When Anson and I recently went through the many books filling the bookcases in his apartment, I was struck by the sheer range and volume of his reading.
One result of Dick’s reading is that no one ever got bored talking to him. Having consumed such an expansive array of facts over a lifetime, Dick was ready to rock and roll when the time called for it.
Walter Heffron touched on this when he recently emailed me to regret that health limitations prevented him from joining us. He recalled this conversation with Dick.
“I last talked with him at Kathy Bowe’s memorial. In our discussion about family, I happened to mention my father’s middle name was Salisbury, on which he expounded at length from his extensive knowledge.”
And Ann Heffron observed in a note to me:
“Dick was such a unique individual or a ‘character’ as Grandma Lynch used to say. He was quite the raconteur, and his political stories were most informative, and sometimes very amusing.”
On the other side of the coin, Tony Bowe made me laugh out loud when he wrote,
“I have many fond memories of fascinating conversations with him. He was ahead of his time: a conspiracy theorist before it became commonplace!”

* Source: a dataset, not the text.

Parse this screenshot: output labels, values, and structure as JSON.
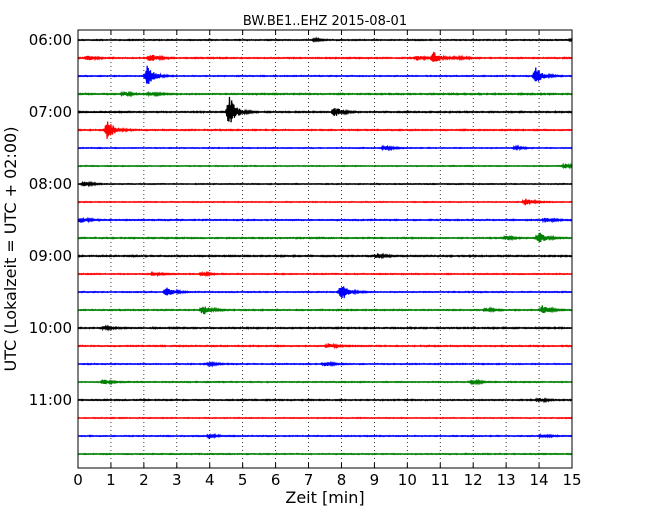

The only two other family members I recall satisfying their intellectual curiosity by reading so extensively were my uncle Gus Bowe, my father’s brother, and my uncle John Casey, my mother’s brother-in-law and a cousin of my father’s. God rest these two literate souls, as well as Dick’s.
Reflecting on Dick’s penchant for reading, permit me to offer a final prayer. Please bow your heads.
“Dear Lord, if you can see your way clear, issue Dick a library card. Also Lord, while I’m thinking of it, please waive his late return fees – in perpetuity. Amen.”
Toast – Bill Bowe
Now, I’d like you to all join me by looking out at Dick’s favorite body of water and raising a glass in his memory. Our mother’s favorite toast celebrated HEW, the cabinet department created by President Eisenhower in 1953, boringly renamed in 1979 as the Department of Health and Human Services.
To our mother’s favorite HEW toast I have added a suffix to recognize Dick’s passing. “To Richard Bowe: And to his Health, Education and Welfare in the great beyond.”
Anson will now offer some thoughts about his dad, followed by his sister Alex, Stella Machado, and any of you who might wish to recall something of your own about Dick. Anson.